During one of the many, many, armored-car heist sequences in “Wrath of Man,” the assailants splatter the windows with black paint, leaving the driver of the vehicle and his partner in the dark, unable to tell what the hell is going on and why.
Great. Now they know how we feel.
Guy Ritchie’s latest effort — a remake of the 2004 French film “Le Convoyeur” aka “Cash Truck” — plays like a half-hearted cover version of Ritchie’s best kinetic actioners, so why do we need this when we already have “Lock, Stock and Two Smoking Barrels,” “Snatch” and even last year’s fantastically cockeyed “The Gentlemen”?
Spoiler alert: We don’t.
Tired, uninspired and meandering, “Wrath of Man” is a step backward for Ritchie, a step sideways for the stoic-for-life Jason Statham (reteaming with Ritchie for the first time in 16 years) and a misstep for anyone who invests their time and money on 118 minutes of such convoluted and forgettable nonsense. This is the kind of movie where even the poster isn’t consistent with the film itself; the advertising artwork depicts a bruised Statham in a beautifully tailored suit, indicating he might be playing some sort of high-end bodyguard or elite jewel thief or millionaire mercenary, when in fact his character shambles about in Dad Khakis, black zip-up sweaters and security guard uniforms.

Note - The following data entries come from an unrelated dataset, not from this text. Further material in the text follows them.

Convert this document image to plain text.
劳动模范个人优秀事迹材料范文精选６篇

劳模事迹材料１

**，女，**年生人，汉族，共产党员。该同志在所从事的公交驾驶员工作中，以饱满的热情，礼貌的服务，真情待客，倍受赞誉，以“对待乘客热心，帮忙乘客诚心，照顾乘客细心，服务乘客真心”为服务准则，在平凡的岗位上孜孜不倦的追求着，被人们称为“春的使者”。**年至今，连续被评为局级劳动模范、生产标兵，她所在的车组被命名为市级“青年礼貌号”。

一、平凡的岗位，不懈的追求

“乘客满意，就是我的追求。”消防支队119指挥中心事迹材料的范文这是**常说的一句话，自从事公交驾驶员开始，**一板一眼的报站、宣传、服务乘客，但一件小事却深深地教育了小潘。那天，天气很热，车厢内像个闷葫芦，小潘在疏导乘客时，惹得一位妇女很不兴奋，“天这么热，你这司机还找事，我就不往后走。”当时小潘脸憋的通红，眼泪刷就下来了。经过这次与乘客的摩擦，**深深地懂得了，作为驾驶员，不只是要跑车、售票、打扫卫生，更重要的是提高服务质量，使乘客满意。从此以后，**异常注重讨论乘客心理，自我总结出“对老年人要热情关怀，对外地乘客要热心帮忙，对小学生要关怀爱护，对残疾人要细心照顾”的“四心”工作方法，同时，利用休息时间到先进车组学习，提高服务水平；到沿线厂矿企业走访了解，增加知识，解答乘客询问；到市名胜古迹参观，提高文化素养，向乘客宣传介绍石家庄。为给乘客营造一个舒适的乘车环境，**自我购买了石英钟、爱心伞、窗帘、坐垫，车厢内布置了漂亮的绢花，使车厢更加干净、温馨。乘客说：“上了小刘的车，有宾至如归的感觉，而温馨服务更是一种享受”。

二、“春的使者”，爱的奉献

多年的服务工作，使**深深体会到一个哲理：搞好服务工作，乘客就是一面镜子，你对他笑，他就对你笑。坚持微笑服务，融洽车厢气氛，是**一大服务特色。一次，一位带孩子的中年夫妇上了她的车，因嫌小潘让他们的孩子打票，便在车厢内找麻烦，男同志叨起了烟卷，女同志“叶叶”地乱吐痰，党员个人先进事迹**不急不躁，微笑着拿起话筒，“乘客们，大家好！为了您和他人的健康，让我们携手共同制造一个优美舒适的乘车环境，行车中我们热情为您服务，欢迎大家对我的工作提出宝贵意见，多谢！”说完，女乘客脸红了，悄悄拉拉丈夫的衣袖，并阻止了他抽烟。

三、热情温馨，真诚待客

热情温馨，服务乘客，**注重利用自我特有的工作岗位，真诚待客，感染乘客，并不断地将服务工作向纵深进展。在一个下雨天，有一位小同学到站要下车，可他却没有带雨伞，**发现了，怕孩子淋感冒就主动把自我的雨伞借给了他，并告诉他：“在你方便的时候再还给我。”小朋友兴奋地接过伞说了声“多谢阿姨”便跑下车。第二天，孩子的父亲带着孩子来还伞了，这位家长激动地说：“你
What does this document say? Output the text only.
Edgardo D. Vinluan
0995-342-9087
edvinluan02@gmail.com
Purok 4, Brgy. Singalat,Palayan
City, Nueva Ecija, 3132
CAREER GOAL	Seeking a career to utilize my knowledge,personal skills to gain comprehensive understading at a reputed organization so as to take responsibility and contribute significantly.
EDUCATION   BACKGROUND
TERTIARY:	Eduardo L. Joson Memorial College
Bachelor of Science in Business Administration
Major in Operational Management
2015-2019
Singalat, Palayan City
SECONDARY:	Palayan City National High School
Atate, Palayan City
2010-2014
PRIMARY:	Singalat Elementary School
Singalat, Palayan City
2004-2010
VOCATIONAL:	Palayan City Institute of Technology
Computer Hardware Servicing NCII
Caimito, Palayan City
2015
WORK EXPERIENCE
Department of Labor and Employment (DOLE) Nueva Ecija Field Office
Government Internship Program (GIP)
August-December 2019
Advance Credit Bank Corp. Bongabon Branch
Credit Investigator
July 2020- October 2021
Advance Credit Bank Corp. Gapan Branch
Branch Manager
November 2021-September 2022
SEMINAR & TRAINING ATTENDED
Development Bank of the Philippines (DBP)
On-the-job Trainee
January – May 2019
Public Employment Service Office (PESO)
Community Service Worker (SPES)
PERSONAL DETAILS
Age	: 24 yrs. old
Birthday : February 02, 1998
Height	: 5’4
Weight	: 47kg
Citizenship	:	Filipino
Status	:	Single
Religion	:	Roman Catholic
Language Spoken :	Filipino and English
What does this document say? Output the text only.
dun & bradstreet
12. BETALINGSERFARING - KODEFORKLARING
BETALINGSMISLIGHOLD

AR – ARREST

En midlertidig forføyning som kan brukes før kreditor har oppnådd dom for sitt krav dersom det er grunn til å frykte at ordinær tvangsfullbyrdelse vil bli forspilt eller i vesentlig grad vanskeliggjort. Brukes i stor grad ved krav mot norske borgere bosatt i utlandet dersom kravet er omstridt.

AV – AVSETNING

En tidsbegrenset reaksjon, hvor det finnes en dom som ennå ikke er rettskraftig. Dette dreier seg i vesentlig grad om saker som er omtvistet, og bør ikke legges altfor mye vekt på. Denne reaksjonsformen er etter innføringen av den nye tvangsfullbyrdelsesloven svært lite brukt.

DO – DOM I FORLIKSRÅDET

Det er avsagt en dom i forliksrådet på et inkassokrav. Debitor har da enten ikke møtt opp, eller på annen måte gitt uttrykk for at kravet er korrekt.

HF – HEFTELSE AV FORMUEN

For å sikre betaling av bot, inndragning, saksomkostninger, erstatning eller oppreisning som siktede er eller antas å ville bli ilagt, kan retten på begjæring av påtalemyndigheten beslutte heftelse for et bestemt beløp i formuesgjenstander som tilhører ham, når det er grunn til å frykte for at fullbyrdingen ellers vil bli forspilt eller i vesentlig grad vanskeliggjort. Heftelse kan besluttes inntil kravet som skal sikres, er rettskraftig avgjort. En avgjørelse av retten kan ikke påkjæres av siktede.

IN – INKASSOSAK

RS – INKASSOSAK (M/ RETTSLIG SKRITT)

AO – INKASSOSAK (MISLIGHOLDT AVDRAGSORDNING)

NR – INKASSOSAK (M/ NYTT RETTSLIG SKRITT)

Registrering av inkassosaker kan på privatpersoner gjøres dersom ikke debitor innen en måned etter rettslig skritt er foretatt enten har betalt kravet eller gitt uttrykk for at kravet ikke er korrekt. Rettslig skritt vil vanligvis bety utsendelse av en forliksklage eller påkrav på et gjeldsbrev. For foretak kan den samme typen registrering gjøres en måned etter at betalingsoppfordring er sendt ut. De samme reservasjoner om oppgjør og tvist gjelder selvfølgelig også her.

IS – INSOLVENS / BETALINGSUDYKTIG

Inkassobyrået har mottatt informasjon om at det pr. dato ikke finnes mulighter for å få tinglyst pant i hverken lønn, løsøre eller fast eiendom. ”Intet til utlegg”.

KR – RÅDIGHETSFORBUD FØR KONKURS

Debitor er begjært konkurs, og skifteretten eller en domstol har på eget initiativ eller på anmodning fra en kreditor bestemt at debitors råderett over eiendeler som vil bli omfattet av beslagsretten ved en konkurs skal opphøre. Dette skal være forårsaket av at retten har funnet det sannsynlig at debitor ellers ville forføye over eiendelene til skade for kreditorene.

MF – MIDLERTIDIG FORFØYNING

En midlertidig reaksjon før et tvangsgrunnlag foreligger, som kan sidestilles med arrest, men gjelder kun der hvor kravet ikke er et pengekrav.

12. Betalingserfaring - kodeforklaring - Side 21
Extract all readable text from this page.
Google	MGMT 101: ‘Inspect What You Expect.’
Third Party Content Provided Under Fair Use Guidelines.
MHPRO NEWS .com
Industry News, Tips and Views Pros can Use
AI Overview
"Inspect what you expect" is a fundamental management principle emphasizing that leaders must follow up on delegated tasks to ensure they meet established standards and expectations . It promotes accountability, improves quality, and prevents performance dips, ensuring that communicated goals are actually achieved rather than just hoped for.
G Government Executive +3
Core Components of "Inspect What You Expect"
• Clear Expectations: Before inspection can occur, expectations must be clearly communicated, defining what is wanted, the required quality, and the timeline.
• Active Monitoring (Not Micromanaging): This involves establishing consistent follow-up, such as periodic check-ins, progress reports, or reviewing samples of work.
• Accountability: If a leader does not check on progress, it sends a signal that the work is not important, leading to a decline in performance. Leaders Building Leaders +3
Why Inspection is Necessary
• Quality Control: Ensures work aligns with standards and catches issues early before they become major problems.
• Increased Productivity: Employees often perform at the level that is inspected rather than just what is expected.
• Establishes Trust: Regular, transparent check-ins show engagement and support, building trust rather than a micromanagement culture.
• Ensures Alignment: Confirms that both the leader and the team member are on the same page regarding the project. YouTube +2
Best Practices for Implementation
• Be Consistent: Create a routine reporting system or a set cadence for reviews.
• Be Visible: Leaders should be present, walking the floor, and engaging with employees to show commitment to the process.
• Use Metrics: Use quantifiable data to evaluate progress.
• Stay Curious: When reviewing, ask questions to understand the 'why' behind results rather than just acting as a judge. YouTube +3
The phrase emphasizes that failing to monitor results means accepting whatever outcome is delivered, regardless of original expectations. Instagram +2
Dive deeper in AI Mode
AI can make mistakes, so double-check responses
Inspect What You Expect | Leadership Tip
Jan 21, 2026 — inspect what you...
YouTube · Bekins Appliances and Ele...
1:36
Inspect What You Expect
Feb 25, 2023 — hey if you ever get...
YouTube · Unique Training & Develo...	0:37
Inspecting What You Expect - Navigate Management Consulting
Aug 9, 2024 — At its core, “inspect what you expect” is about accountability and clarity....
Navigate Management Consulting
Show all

Much more disconcerting is a storyline that serpentines this way and that, hopping all over the timeline — a favorite hallmark of Ritchie’s, but rarely employed to such underwhelming effect. A whiplash-inducing change in P.O.V. leaves Statham on the sidelines for a good chunk of time and makes us feel as if we’ve been plunged into an entirely different movie, for no great reason. If we’re gonna have a Jason Statham movie, let’s have Jason Statham around nearly all of the time — and oh yeah, let’s not disguise him in body armor and a reflective helmet in the penultimate action scene, making it virtually impossible to distinguish him from a half-dozen other gun-wielding men.
Statham plays Patrick Hill, a security specialist who has just been hired as an armed guard at a private, Los Angeles-based cash truck firm known as Fortico Securities. On Hill’s first day on the job, the veteran and likable Bullet (Holt McCallany from “Mindhunter”), the de facto clubhouse leader of the organization, dubs him H, “like the bomb or Jesus H,” ha ha ha. Our man H barely passed the firearm accuracy and driving tests to qualify for the job, and his new partner, the cocky Boy Sweat Dave (Josh Hartnett), mocks H and tells him to stay out of his way — but when the bleep hits the fan and armed gunmen try to take down the truck, Boy Sweat Dave is more like Flop Sweat Dave, and H coolly and efficiently mows down every last henchman. Something doesn’t add up about this guy, says Eddie Marsan’s Terry, the exec who runs the company — a sentiment echoed by a number of others who see H in action and realize he’s not some journeyman security guard.
Gee. Ya think?
Turns out H runs his own elite squad of lethal killers, and though it’s not entirely clearly what these guys specialize in, they spring into action and start hunting down, torturing and executing suspects after H’s son Dougie (Eli Brown) is in the wrong place at the wrong time and is gunned down. (We learn the full story in flashback.) Meanwhile, as H thwarts yet ANOTHER attempted robbery of a Fortico armored car, we shift gears and find ourselves in a movie about a group of disgruntled, restless and bored American combat veterans who start pulling off heists because they’re, well, disgruntled, restless and bored.
Top-tier actors such as Jeffrey Donovan, who plays the leader of the squad, a family man with a loving wife and two adoring children, and Scott Eastwood, portraying the obligatory scar-faced, crazy-eyed, bloodthirsty killer who’s in it more for the action than the money, are wasted in paper-thin roles. But at least we know who these guys are and what they’re all about, as opposed to Andy Garcia’s Agent King, who is apparently the king of all agents at … some agency, and either used to be or still is H’s boss and exists primarily to look the other way while H presides over the murders of a number of notorious scumbags who might have been tied to his son’s murder.
After an overlong heist sequence that only serves to remind us how difficult it is to match up to films such as “Heat,” there’s an epilogue that’s entirely unsurprising and not the least bit satisfying, in large part because the main villain was never fleshed out and just seems like the last in a long, long line of killers and thieves who find themselves on the wrong end of H’s gun.